12. Con il terzo motivo viene contestata dal signor B la valutazione del giudice di primo grado delle risultanze della verificazione. Come ha evidenziato il consulente di parte, infatti, le porzioni di unità immobiliare condonate non costituiscono un volume nuovo aggiuntivo rispetto a quello esistente e quindi non possono essere applicati acriticamente la definizione di volume ed il relativo metodo di calcolo di cui al regolamento edilizio del Comune di Milano. Occorrerebbe quindi considerare che i locali interessati al condono sono stati ricavati come locali soppalcati o nel sottotetto dell'edificio utilizzando la considerevole altezza complessiva. Non sarebbe appropriato pertanto l'utilizzo da parte del verificatore del cosiddetto volume "virtuale” in luogo di quello reale: in tal modo, infatti, non si tiene conto del fatto che la superficie oggetto di condono è stata ottenuta principalmente all'interno del fabbricato. L'appellante rileva che riferendosi al volume reale l'incremento determinato dalle opere contestate risulterebbe pari al 17,65% e quindi inferiore al limite di legge. Viene evidenziato, infine, che anche il conteggio ad opera del verificatore di parti dell'immobile non condonate, ma che sarebbero funzionali all'utilizzo dei nuovi spazi, è stato determinante per il superamento del limite del 20%.

L’appellante chiede che sulla base di quanto indicato si proceda al rinnovo della verificazione.

12.1. Il motivo e la richiesta istruttoria non sono accoglibili.

La verificazione disposta dal giudice di primo grado era finalizzata alla quantificazione dell'incremento volumetrico dell'immobile condonato rispetto alla consistenza originaria del manufatto e, in particolare, dell'incremento percentuale rispetto sia alla volumetria dell'intero fabbricato preesistente sia rispetto alla singola unità immobiliare di proprietà del signor B.

Nella relazione conclusiva, il verificatore ha chiarito che, in assenza di indicazioni al riguardo nella legge nazionale e in quella regionale, per la definizione corretta del volume da verificare occorreva fare riferimento alle modalità di calcolo indicate nella modulistica della richiesta del condono messa a punto dal Comune di Milano, che a sua volta fa riferimento ai regolamenti della disciplina edilizia del Comune.

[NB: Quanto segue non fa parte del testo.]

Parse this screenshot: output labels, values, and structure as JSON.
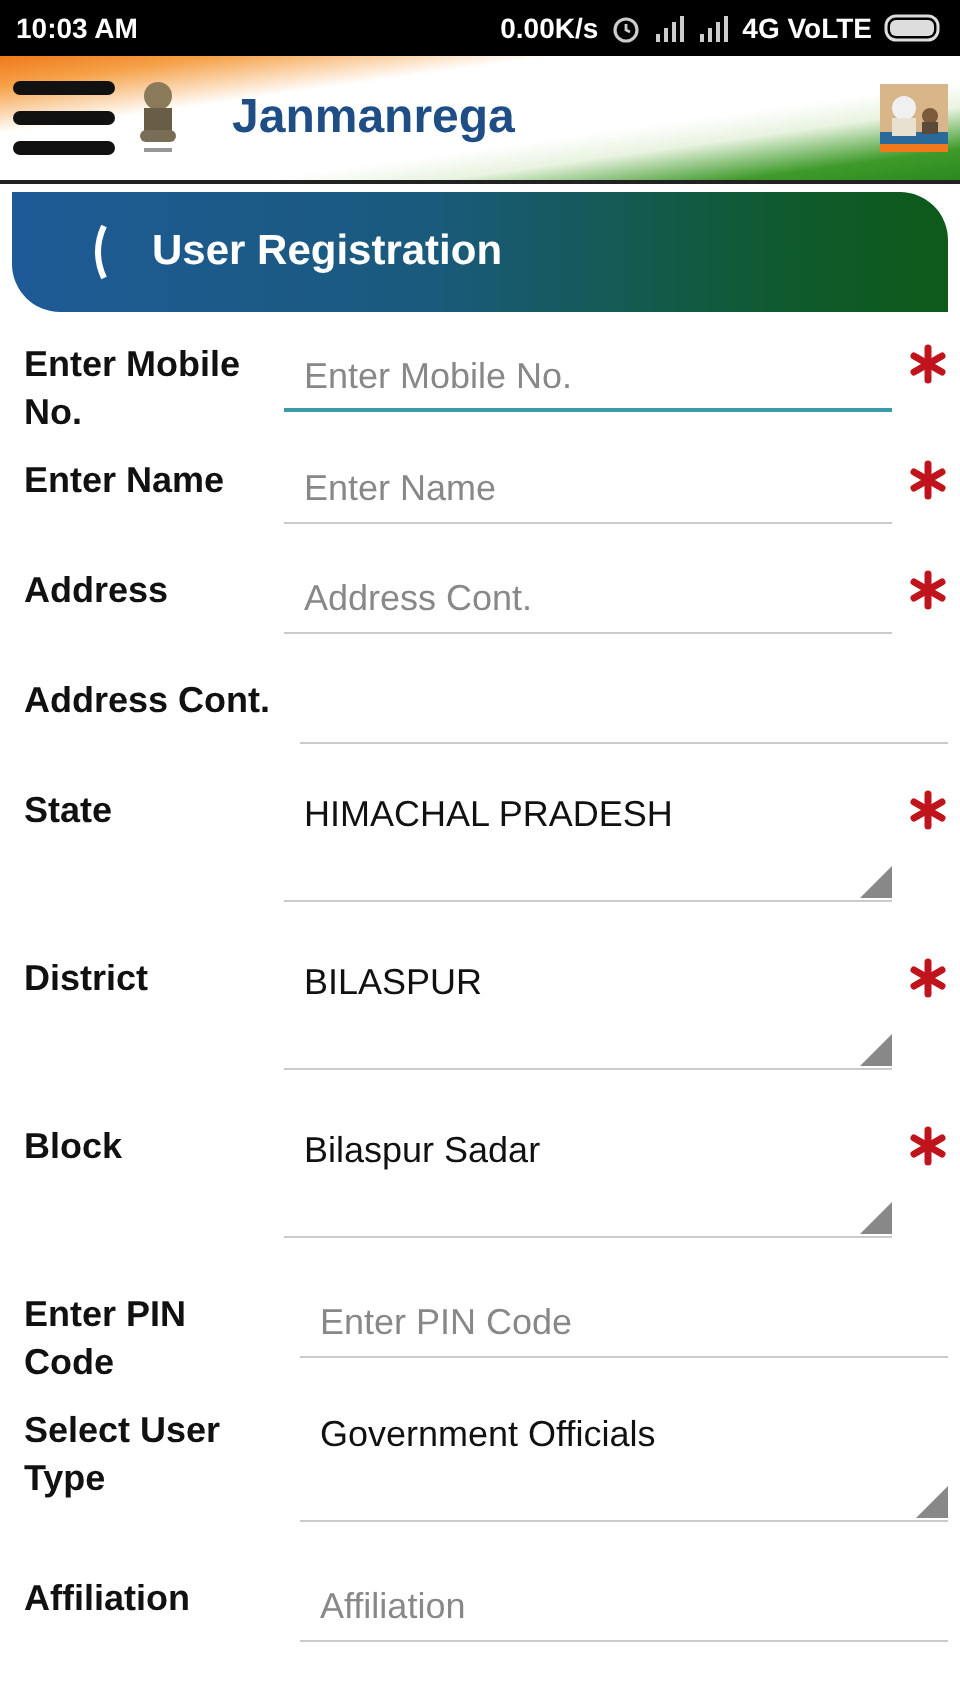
{
  "status_bar": {
    "time": "10:03 AM",
    "speed": "0.00K/s",
    "network": "4G VoLTE"
  },
  "header": {
    "title": "Janmanrega"
  },
  "banner": {
    "title": "User Registration"
  },
  "fields": [
    {
      "kind": "text",
      "label": "Enter Mobile No.",
      "placeholder": "Enter Mobile No.",
      "required": true,
      "focused": true
    },
    {
      "kind": "text",
      "label": "Enter Name",
      "placeholder": "Enter Name",
      "required": true,
      "focused": false
    },
    {
      "kind": "text",
      "label": "Address",
      "placeholder": "Address Cont.",
      "required": true,
      "focused": false
    },
    {
      "kind": "text",
      "label": "Address Cont.",
      "required": false,
      "focused": false
    },
    {
      "kind": "select",
      "label": "State",
      "value": "HIMACHAL PRADESH",
      "required": true
    },
    {
      "kind": "select",
      "label": "District",
      "value": "BILASPUR",
      "required": true
    },
    {
      "kind": "select",
      "label": "Block",
      "value": "Bilaspur Sadar",
      "required": true
    },
    {
      "kind": "text",
      "label": "Enter PIN Code",
      "placeholder": "Enter PIN Code",
      "required": false,
      "focused": false
    },
    {
      "kind": "select",
      "label": "Select User Type",
      "value": "Government Officials",
      "required": false
    },
    {
      "kind": "text",
      "label": "Affiliation",
      "placeholder": "Affiliation",
      "required": false,
      "focused": false
    }
  ]
}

Si tratta di un'impostazione condivisibile, tenuto conto del fatto che il permesso di costruire in sanatoria viene rilasciato in conformità alla disciplina urbanistico-edilizia vigente. Non appare censurabile, pertanto, la conclusione cui è pervenuto il verificatore che, sulla base delle disposizioni vigenti nel 2009, ha calcolato il volume moltiplicando la superficie lorda complessiva (come definita dall'articolo 6 delle norme tecniche di attuazione) per l'altezza virtuale dei locali.

Allo stesso modo, si deve confermare che le modalità di calcolo del volume incrementale non differiscono, come invece sostiene l'appellante, nel caso in cui si tratti di ampliamenti ricavati all'interno di edifici esistenti. Ciò è chiarito, come precisato dallo stesso verificatore, anche nella circolare n. 7 del 2000 del comune di Milano, che peraltro non fa riferimento alle altezze reali.

Del resto, oggetto del condono era proprio la trasformazione di locali precedentemente "senza presenza di persone" e quindi esclusi dal calcolo della superficie lorda, in locali abitabili e, in quanto tali, da includere nel calcolo della superficie.

Quanto al conteggio di locali non condonati, ma che il verificatore ha ritenuto di inserire nel calcolo complessivo in ragione della loro funzione di collegamento indispensabile tra i diversi ambienti, si deve considerare che la loro superficie, secondo le indicazioni della verificazione, è pari a metri quadrati 17,15. Anche riferendosi alla percentuale di incremento del 15% prospettata dall’appellante, tenuto conto che l'incremento percentuale calcolato rispetto alla volumetria della singola unità immobiliare del signor B è pari al 40,69%, nel caso in cui si ritenesse di dover sottrarre la superficie di tali locali, ciò non sarebbe determinante ai fini della decisione.

13. Alla luce delle considerazioni esposte, gli appelli devono essere respinti.

Le spese di giudizio seguono la soccombenza nella misura indicata in dispositivo.